Research into pregnancy, birth and infant care is underfunded—and women are paying the price

Research in the UK is overwhelmingly male—male participants, male researchers, and male topics, despite 51% of the population being female. The lack of research on, by, and for this half of humanity has many detrimental effects—not least on the decisions women have to make during pregnancy, childbirth, and child rearing. In my latest book, Informed is Best, I explore the impact of incomplete and biased research in this area, and try to guide parents, and those supporting them, on how to read and judge the evidence that does exist.

Despite many women feeling the pressure to accept interventions during childbirth without question, there are often gaps in the evidence to support their treatment. For example, few studies have explored whether giving antibiotics to women with group B strep during labor can prevent the infection being passed to their baby. There’s also little research into whether electronic fetal monitoring – where a baby’s heart rate is continually monitored during labor—accurately identifies babies being deprived of oxygen. Or if conducting frequent cervical examinations during labor improves birth outcomes.

In an absence of good evidence, a tendency to “err on the side of caution” means that many women have unnecessary interventions during childbirth. Others have to fight to prove that their preferred option is safe, even when this is a biologically normal behavior such as breastfeeding or safely sleeping with their baby.

Unequal research

This evidence is exacerbated by historic inequalities in which research is conducted and by whom. For many years, women were often excluded from clinical trials because their bodies were seen as too complex due to hormonal fluctuations. Yet those findings from all-male trials were used to determine treatment for everyone.

Research that benefits men is still more likely to be conducted. For example, five times more research is conducted into erectile dysfunction—a condition that affects 19% of men—compared with premenstrual syndrome, which affects 90% of women.

Meanwhile, research into birth and parenting, receives much less funding. Data from the US shows that although 10% of women become pregnant each year, just 2% of research funding is spent on pregnancy research. Likewise, a recent review identified that perinatal health research is still underfunded.

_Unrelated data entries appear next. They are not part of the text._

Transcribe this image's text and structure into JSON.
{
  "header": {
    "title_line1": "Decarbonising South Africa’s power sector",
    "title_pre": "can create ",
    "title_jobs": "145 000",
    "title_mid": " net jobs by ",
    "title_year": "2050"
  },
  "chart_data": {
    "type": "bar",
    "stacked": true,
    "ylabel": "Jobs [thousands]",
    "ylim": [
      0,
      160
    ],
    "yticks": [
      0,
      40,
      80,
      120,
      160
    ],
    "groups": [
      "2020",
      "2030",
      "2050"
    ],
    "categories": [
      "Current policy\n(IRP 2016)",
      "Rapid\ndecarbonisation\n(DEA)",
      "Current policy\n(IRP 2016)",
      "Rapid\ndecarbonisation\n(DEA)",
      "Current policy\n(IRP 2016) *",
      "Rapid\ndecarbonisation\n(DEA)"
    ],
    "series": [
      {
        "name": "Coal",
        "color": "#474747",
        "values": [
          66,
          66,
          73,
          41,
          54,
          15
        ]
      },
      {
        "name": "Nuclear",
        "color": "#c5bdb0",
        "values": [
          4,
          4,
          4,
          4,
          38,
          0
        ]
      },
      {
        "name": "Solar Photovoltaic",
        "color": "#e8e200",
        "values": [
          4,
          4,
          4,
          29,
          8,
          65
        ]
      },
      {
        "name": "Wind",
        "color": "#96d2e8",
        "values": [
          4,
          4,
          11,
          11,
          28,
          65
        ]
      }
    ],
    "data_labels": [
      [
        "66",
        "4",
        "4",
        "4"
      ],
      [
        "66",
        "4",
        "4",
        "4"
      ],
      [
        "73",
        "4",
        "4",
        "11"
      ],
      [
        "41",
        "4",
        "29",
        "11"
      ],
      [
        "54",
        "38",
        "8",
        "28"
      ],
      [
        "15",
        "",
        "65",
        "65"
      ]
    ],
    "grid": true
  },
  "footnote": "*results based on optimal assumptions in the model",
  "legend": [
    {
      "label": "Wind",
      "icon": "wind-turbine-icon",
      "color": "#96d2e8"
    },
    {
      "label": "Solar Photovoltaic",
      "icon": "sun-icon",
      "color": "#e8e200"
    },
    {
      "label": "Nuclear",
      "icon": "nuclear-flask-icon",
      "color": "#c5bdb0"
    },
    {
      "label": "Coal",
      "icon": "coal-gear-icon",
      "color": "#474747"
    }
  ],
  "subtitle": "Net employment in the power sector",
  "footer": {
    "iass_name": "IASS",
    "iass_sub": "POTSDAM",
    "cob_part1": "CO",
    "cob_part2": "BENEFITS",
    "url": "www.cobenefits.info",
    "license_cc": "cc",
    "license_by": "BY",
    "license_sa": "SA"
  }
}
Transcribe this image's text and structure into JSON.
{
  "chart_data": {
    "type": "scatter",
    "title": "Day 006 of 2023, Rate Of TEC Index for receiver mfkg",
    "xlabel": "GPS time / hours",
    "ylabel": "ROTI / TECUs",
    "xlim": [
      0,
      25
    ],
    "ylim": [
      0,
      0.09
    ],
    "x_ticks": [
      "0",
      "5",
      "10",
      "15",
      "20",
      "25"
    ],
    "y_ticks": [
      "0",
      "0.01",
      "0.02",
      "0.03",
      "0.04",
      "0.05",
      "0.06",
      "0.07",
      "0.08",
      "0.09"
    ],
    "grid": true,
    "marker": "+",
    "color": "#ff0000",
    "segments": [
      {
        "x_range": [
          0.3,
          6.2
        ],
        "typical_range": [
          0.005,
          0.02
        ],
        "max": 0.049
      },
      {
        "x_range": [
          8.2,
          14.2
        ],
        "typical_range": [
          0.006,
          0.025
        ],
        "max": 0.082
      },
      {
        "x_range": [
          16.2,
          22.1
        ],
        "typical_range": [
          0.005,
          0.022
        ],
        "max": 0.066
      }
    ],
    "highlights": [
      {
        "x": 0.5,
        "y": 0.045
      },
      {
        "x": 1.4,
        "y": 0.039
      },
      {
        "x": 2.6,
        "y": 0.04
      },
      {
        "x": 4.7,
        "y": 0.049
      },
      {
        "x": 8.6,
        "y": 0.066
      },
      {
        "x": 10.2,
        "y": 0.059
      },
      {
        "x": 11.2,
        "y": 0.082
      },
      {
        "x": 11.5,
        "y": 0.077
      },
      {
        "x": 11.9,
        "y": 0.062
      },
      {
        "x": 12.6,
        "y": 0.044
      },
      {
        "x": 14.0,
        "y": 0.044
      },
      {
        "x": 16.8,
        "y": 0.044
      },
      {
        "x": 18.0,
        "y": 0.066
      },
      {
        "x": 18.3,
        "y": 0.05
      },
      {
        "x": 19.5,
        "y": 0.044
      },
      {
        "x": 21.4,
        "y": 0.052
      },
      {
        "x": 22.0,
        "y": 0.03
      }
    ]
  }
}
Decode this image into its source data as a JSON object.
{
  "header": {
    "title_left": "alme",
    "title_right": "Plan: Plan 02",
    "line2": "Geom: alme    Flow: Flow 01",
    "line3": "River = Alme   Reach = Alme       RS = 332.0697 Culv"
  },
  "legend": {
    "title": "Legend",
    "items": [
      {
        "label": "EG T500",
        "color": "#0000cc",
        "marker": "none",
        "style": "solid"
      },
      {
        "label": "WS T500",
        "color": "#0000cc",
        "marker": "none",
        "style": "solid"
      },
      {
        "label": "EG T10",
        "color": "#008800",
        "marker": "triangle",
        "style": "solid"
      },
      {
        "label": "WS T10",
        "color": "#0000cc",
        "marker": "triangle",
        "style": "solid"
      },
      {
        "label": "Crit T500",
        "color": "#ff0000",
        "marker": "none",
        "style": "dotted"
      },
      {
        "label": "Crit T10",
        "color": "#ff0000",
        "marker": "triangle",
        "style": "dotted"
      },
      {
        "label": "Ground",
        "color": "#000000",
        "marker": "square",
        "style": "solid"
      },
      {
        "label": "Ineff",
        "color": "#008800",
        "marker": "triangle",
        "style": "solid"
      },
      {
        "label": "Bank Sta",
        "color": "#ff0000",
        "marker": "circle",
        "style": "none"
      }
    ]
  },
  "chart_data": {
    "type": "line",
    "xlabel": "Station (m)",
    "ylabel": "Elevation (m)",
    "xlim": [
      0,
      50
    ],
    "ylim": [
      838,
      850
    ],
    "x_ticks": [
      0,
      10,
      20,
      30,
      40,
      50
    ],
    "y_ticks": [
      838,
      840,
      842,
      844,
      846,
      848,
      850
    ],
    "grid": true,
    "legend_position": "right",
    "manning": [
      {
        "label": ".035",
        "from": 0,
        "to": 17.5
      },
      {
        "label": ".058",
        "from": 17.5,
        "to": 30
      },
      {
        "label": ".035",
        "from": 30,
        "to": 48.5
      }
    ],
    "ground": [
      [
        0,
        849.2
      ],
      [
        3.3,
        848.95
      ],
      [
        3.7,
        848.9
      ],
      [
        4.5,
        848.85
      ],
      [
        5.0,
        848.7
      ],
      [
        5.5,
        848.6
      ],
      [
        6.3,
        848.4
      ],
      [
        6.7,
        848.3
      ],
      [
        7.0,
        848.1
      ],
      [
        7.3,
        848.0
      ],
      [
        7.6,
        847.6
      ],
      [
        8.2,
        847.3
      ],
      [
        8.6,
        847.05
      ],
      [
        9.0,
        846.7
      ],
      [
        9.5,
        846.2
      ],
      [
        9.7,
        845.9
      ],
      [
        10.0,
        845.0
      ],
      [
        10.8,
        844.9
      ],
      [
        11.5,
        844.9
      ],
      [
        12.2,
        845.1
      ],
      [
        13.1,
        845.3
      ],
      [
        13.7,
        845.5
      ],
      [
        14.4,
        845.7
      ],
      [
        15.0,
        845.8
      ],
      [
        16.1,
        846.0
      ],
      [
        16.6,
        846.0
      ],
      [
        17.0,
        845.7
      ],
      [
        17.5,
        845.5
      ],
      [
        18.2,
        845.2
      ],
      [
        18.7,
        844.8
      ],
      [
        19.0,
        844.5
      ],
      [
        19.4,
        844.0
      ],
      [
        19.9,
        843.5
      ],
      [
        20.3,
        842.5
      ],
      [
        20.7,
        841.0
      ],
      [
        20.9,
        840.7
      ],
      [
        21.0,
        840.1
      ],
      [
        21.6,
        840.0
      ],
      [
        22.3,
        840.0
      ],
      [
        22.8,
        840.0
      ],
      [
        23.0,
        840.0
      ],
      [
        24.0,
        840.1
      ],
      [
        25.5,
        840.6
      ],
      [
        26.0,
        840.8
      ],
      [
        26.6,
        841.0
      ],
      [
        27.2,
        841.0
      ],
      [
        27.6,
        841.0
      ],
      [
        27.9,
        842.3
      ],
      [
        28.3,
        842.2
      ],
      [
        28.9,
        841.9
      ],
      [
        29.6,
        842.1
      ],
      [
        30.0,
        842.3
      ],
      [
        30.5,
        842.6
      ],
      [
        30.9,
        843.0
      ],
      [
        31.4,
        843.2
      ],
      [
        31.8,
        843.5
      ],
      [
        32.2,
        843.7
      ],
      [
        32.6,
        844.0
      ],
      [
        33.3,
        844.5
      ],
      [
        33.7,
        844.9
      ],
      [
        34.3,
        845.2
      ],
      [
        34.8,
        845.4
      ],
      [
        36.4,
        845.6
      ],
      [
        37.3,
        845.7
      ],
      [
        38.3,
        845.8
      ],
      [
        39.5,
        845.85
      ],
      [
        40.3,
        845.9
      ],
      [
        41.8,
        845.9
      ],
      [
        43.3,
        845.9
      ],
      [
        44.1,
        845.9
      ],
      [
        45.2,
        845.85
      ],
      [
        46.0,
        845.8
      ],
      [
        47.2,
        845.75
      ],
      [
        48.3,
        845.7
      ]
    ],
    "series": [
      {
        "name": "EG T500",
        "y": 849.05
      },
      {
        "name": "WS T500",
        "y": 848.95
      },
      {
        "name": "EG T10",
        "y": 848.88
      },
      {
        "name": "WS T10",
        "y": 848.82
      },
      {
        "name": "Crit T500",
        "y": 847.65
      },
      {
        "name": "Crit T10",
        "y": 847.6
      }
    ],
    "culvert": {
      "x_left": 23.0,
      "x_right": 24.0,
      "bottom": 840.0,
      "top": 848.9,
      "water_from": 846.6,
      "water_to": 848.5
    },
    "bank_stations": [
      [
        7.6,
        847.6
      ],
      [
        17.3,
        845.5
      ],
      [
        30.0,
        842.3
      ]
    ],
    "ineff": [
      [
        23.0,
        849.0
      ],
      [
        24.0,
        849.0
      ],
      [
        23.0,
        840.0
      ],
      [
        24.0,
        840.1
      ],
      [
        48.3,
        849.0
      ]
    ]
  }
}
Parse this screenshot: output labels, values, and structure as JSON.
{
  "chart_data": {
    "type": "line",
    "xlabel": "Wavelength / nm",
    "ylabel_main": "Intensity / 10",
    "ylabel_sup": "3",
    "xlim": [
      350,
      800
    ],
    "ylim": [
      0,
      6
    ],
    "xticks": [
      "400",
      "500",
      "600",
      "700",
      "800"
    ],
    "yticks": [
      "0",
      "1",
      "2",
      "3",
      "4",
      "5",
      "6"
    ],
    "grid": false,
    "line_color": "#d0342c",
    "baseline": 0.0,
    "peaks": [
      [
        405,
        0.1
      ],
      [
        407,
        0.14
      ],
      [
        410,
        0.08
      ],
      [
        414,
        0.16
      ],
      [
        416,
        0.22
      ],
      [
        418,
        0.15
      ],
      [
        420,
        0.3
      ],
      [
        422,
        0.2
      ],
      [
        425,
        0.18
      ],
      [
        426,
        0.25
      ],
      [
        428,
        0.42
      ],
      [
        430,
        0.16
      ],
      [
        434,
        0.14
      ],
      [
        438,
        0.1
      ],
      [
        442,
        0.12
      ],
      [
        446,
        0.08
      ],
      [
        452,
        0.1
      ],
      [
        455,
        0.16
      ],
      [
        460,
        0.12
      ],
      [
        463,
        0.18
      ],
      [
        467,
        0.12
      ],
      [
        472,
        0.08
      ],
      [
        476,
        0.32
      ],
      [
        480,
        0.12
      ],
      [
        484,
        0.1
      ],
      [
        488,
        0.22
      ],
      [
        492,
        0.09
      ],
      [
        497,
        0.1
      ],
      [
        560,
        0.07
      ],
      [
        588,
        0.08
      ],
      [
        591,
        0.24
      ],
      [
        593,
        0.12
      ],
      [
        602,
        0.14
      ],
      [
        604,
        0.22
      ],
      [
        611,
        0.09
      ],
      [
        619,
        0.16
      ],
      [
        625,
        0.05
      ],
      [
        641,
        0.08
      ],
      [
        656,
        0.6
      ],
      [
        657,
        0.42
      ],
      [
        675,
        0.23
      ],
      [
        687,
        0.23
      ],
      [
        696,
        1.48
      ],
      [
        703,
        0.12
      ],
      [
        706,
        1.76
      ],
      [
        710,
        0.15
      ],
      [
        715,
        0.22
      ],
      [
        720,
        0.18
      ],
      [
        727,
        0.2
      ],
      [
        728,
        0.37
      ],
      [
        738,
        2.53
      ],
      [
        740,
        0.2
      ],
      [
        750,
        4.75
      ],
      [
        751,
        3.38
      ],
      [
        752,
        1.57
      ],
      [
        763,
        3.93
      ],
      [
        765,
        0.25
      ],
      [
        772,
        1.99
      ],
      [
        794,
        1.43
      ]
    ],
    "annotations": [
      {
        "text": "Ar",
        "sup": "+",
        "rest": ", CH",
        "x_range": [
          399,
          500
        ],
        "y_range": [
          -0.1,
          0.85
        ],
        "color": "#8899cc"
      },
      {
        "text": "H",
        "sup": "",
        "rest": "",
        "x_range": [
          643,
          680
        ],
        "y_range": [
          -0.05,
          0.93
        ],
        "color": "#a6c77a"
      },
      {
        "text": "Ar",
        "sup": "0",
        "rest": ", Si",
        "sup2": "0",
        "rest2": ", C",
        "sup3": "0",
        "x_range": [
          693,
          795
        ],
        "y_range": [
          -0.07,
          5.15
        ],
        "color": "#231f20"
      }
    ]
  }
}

And when it is conducted, it’s not conducted equally. Despite being disproportionately affected by adverse pregnancy outcomes, research often ignores the needs of women of color – including black women, who are five times more likely to die during pregnancy and birth in the UK.

These inequalities are only worsened depending on who has the opportunity to conduct research. In the UK those who are white, middle class and male are more likely to gain senior academic posts and funding. Around 68% of all professors are white men, and only 0.1% are black women.

When female academics seek research funding, they face further barriers. A recent study showed that funding applications containing words such as “vaccination,” “children” and “health” were 16% less likely to receive a high review score than grants using words such as “detection,” “bacteria,” and “drug.” Women were more likely to use the first set of words and men the latter.

One area where women are more equally funded is in the social sciences. But the discipline’s focus on qualitative methods, such as interviews and observations, is sometimes taken less seriously. Many instead consider randomized controlled trials the best way to conduct research, as the element of behavioral choice and any associated demographic factors, such as age, gender or race, are removed.

However, conducting trials in birth and parenting research can have ethical implications. For example, you cannot randomize mothers to have a vaginal or cesarean birth, or to breast or formula feed. Also, qualitative methods are often better able to understand what is important to women, such as understanding their experiences of having labor induced rather than simply physical outcomes.

Research costs money

Another issue is who funds research. Research costs money—money which often comes from an industry that stands to benefit from the findings. This means that research that doesn’t promote the use of a particular product is further disadvantaged, skewing what data is published. Alternatively, funding sources may be available but ethical issues arise. For example, although the formula milk industry may offer funding to research breastfeeding, many researchers are ethically opposed to taking such funding.

Although industry has played an important part in many health discoveries, research funded by industry is more likely to have outcomes that benefit it. This theoretically shouldn’t make a difference in how research is conducted, but funders can control the release of findings, skewing the balance in their favor. For example, one famous industry-funded study examining whether specific infant formulas could prevent allergies, was found to have falsified data and was subsequently withdrawn.

These layers of power and bias in who funds and conducts research are happening across every area of science. But in the case of birth and parenting research, women are already fighting a system that often focuses on risk, intervention and medical authority. It’s especially important that any research used to inform their care is as free from bias and as full a picture as possible.

It’s also worth noting that a lack of research evidence isn’t necessarily proof that something is not important. One famous example argued that because there were no randomized controlled trials showing whether jumping out of a plane with a parachute or not had any benefit, there was no evidence that parachutes were necessary.